Sheffield has made cutlery for at least seven hundred years. The trade grew up in the old district of Hallamshire, where four fast rivers - the Don, Sheaf, Porter and Rivelin - dropping off the Pennines gave the water power to drive grinding wheels, and the surrounding hills gave the ironstone, the millstone grit for the wheels, and the coal and charcoal for the forges. By the time Chaucer wrote, around 1387, a Sheffield knife was a thing worth naming: his miller in The Reeve’s Tale carries “a Sheffeld thwitel” in his hose. In 1624 an Act of Parliament gave the trade its governing body, the Company of Cutlers in Hallamshire, which still meets, still grants the marks struck into Sheffield steel, and still holds the Cutlers’ Feast.
What set Sheffield apart was not just volume but invention. Benjamin Huntsman’s crucible process in the 1740s gave the world its first reliable cast steel; Henry Bessemer built his converter works here in the 1850s; and in 1913 Harry Brearley, looking for a rust-resistant gun-barrel steel, cast the first stainless steel and changed the cutlery of the world.
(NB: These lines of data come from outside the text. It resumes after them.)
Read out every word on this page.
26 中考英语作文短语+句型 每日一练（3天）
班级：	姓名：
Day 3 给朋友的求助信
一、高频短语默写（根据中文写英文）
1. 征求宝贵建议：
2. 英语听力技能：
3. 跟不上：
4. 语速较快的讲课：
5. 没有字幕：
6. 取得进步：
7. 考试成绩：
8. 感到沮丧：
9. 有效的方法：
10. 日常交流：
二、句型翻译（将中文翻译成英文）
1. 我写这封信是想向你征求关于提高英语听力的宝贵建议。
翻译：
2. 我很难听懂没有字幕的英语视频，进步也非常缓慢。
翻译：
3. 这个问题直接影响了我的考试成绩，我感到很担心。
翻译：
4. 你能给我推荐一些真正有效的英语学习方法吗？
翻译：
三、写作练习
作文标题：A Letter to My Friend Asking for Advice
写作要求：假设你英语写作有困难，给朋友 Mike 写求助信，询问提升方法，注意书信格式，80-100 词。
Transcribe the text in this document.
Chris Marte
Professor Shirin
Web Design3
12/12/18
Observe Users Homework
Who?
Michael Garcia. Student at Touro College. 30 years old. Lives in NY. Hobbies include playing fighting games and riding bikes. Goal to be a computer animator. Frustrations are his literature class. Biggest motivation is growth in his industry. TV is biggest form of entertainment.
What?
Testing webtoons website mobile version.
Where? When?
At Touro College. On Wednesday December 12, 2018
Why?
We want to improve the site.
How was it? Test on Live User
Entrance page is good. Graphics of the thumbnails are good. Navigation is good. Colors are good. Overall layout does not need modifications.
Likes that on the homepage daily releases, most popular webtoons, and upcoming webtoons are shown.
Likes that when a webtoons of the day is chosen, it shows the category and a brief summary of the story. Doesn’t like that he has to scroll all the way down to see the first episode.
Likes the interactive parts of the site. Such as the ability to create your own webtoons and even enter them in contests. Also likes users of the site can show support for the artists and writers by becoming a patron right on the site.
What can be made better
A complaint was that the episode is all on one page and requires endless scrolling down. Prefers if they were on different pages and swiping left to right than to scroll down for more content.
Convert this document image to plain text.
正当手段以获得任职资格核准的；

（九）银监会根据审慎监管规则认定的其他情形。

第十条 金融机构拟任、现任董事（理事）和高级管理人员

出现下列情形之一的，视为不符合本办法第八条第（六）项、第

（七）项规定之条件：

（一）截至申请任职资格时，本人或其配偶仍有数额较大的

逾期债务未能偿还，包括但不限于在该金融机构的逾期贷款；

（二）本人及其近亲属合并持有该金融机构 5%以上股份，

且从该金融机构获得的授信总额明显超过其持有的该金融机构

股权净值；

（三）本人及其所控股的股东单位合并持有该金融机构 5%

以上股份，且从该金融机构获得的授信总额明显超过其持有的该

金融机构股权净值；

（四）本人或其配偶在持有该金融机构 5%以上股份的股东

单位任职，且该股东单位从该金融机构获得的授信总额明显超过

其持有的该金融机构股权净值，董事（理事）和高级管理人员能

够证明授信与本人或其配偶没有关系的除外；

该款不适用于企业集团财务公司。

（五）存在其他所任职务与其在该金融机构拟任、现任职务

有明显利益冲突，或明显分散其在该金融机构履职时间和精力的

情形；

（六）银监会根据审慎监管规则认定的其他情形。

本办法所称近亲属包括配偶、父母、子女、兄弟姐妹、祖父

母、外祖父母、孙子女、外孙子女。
For a century the city ran on it - the Little Mesters in their workshops, the great melting shops in the East End, the buffer girls who polished the finished blades.
Most of that is gone. The mass trade collapsed in the late twentieth century, and many of the hand crafts that made Sheffield famous now sit on the Heritage Crafts Red List of endangered crafts. But not all of it. In a scatter of workshops across the city - Kelham Island, Portland Works, Broad Lane, a converted Victorian toilet on a back street - people are still making knives, scissors, silver and edge tools by hand. This is the archive’s record of them: sixteen makers, five firms, one city that still cuts.